A presumption that equalizing physical placement to the highest degree is in the child’s best interest.
If SB161 is enacted, it would amend Section 767.41 of the Wisconsin Statutes, which governs the allocation of physical placement in family law cases. The changes would create a baseline expectation for physical placement arrangements, supporting parents' equal involvement. Courts would now have to operate under this presumption unless there is significant evidence to the contrary, thus modifying the approach to custody determinations and potentially impacting the outcomes of future family law cases.
Senate Bill 161 proposes a significant change in the way physical placement schedules are determined in family law cases in Wisconsin. The bill establishes a legal presumption that equalizing physical placement to the highest degree is in the best interest of the child. This new framework will replace the existing standard, which does not require equal placement. The intention behind this bill is to facilitate more equal parenting time, thereby promoting a shared parenting model that can benefit children of separated or divorced parents.
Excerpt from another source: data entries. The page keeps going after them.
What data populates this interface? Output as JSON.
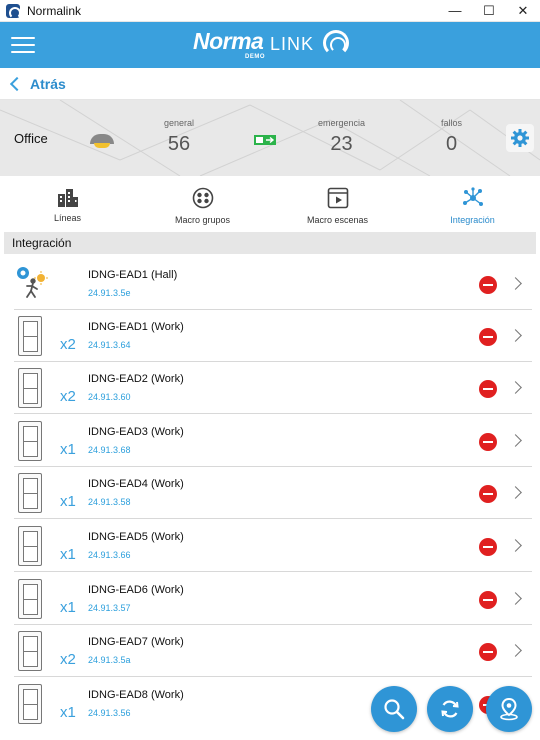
{
  "window": {
    "title": "Normalink",
    "minimize": "—",
    "maximize": "☐",
    "close": "✕"
  },
  "brand": {
    "main": "Norma",
    "sub": "LINK",
    "tag": "DEMO"
  },
  "nav": {
    "back_label": "Atrás"
  },
  "stats": {
    "location": "Office",
    "general": {
      "label": "general",
      "value": "56"
    },
    "emergencia": {
      "label": "emergencia",
      "value": "23"
    },
    "fallos": {
      "label": "fallos",
      "value": "0"
    }
  },
  "tabs": [
    {
      "label": "Líneas",
      "icon": "building-icon",
      "active": false
    },
    {
      "label": "Macro grupos",
      "icon": "group-icon",
      "active": false
    },
    {
      "label": "Macro escenas",
      "icon": "scene-icon",
      "active": false
    },
    {
      "label": "Integración",
      "icon": "network-icon",
      "active": true
    }
  ],
  "section": {
    "title": "Integración"
  },
  "items": [
    {
      "name": "IDNG-EAD1 (Hall)",
      "address": "24.91.3.5e",
      "multiplier": "",
      "icon": "sensor-icon"
    },
    {
      "name": "IDNG-EAD1 (Work)",
      "address": "24.91.3.64",
      "multiplier": "x2",
      "icon": "switch-panel-icon"
    },
    {
      "name": "IDNG-EAD2 (Work)",
      "address": "24.91.3.60",
      "multiplier": "x2",
      "icon": "switch-panel-icon"
    },
    {
      "name": "IDNG-EAD3 (Work)",
      "address": "24.91.3.68",
      "multiplier": "x1",
      "icon": "switch-panel-icon"
    },
    {
      "name": "IDNG-EAD4 (Work)",
      "address": "24.91.3.58",
      "multiplier": "x1",
      "icon": "switch-panel-icon"
    },
    {
      "name": "IDNG-EAD5 (Work)",
      "address": "24.91.3.66",
      "multiplier": "x1",
      "icon": "switch-panel-icon"
    },
    {
      "name": "IDNG-EAD6 (Work)",
      "address": "24.91.3.57",
      "multiplier": "x1",
      "icon": "switch-panel-icon"
    },
    {
      "name": "IDNG-EAD7 (Work)",
      "address": "24.91.3.5a",
      "multiplier": "x2",
      "icon": "switch-panel-icon"
    },
    {
      "name": "IDNG-EAD8 (Work)",
      "address": "24.91.3.56",
      "multiplier": "x1",
      "icon": "switch-panel-icon"
    }
  ],
  "colors": {
    "accent": "#3aa0dd",
    "danger": "#e02020",
    "panel": "#e8e8e8"
  }
}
Notably, the bill might face opposition from those who believe that equal physical placement is not always in a child's best interest, as individual family circumstances can vary widely. Critics may argue that this presumption could undermine the nuanced decisions that judges must make in custodial disputes. The inclusion of statutory best-interest factors means that while the presumption is strong, it can be rebutted, which might lead to debates about what constitutes sufficient evidence to deviate from equal placement arrangements.